Route of administration:
oral: gavage
Vehicle:
corn oil
Details on oral exposure:
VEHICLE
- Concentration in vehicle: 200 mg/mL
- Justification for choice of vehicle: standard vehicle

MAXIMUM DOSE VOLUME APPLIED: 10 mL/Kg

DOSAGE PREPARATION (if unusual): The test article was dispersed in corn oil and all formulations were used on the day of preparation.
Doses:
Preliminary test: 500 and 2000 mg/kg
Main test: 2000 mg/kg
No. of animals per sex per dose:
Five males and five females in the main phase
Control animals:
no
Details on study design:
- Duration of observation period following administration: 14 days
- Frequency of observations and weighing: Clinical signs were noted once within 30 minutes of dosing, four times within the first 4 hours of dosing, twice daily on days 2, 3 and 4 then once daily from the 5th onwards.

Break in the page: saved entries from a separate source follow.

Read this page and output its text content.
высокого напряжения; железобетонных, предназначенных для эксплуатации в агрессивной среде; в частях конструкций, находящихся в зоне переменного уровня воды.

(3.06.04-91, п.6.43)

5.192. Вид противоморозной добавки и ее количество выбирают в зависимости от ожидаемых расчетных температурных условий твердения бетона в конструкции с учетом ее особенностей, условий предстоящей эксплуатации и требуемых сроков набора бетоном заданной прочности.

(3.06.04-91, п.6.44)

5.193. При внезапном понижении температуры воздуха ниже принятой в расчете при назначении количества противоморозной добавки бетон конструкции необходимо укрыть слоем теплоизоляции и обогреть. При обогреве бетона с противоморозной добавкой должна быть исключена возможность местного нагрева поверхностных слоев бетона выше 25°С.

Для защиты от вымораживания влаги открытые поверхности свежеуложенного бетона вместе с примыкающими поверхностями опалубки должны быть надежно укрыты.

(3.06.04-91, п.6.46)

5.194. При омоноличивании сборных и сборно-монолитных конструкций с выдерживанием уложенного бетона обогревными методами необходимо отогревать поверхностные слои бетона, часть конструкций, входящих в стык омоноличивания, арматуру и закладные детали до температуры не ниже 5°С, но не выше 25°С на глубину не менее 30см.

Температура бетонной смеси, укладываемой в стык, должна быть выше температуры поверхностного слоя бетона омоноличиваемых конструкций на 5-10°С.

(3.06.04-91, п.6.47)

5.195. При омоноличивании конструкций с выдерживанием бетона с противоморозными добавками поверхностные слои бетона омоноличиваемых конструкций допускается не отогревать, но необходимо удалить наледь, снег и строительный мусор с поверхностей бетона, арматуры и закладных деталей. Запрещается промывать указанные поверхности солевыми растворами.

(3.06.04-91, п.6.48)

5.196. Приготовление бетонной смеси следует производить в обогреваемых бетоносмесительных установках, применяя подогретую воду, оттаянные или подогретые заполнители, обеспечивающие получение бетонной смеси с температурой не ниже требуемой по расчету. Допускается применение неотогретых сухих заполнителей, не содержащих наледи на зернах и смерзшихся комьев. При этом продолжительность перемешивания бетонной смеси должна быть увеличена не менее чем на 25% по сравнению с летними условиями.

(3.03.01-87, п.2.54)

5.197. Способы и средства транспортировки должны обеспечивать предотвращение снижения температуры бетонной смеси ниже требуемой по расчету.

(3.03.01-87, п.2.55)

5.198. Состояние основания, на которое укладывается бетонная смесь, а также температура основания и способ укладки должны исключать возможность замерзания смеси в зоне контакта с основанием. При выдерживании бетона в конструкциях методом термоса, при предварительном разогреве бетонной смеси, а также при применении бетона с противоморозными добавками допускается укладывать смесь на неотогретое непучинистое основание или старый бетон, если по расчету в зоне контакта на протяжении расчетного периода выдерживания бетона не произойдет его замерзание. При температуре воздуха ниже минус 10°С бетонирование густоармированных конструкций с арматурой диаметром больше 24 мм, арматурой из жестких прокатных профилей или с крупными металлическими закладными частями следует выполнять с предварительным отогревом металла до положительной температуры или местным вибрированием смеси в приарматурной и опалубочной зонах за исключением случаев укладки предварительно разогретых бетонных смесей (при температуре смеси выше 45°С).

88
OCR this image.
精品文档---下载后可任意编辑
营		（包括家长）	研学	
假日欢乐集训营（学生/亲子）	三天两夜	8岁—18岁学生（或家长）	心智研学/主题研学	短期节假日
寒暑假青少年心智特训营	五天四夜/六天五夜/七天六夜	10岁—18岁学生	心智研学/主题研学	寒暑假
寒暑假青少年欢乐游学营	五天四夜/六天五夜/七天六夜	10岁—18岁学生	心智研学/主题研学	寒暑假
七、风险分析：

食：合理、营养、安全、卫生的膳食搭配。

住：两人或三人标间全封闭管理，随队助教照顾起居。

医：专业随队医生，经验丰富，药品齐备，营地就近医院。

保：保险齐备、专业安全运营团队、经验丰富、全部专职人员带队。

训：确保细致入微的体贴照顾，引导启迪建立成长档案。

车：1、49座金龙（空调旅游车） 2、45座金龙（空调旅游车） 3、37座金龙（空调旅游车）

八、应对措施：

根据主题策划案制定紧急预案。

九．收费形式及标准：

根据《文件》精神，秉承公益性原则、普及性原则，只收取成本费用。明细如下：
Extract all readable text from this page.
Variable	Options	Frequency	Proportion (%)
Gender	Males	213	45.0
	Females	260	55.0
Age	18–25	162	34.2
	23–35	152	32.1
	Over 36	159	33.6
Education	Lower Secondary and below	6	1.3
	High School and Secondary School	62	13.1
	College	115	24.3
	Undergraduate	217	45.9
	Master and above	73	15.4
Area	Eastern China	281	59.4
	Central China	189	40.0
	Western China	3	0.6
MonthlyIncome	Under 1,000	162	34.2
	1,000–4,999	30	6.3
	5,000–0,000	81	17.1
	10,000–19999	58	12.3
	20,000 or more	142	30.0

Bodyweights were recorded on day -1, Day 1, 8 and 15.
- Necropsy of survivors performed: yes. The necropsy procedure included inspection of external thoracic and cranial cavities, free-hand sectioning of the liver and kidneys and examination of representative sections of mucosal surfaces of the stomach, small and large intestines.
- Other examinations performed:
Statistics:
Not required
Preliminary study:
Groups of one fasted female rat dosed at 500 or 1000 mg/kg/day. All animals survived.
Sex:
male/female
Dose descriptor:
LD50
Effect level:
> 2 000 mg/kg bw
Based on:
test mat.
Mortality:
No animals died following a single oral dose.
Clinical signs:
other: Two males were lethargic approximately four hours after dosing on Day 1 but this had resolved by day 2. Staining of teh snout was apparent in all rats during Day 2 and the female rats also showed soiling of the anogenital region.
Gross pathology:
Necropsy at termination revealed enlargement or red foci on the mandibular lymph nodes of 5 rats, reddening of the thymus in two rats and single cases of a small uterus or renal pelvic dilatation.
Interpretation of results:
GHS criteria not met
Conclusions:
The acute median lethal oral dose of the test substance to rats was found to exceed 2000 mg/kg (the standard limit dose for such studies).
Endpoint conclusion
Endpoint conclusion:
no adverse effect observed
Quality of whole database:
Reliable study available

Acute toxicity: via inhalation route

Endpoint conclusion
Endpoint conclusion:
no study available

Acute toxicity: via dermal route

Endpoint conclusion
Endpoint conclusion:
no study available

Additional information

Justification for classification or non-classification

In the available acute oral toxicity study, no deaths were noted at the limit dose of 2000 mg/kg. Accordingly the substance is not classified for acute toxicity effects in accordance with the CLP regulation (EC No. 1272/2008).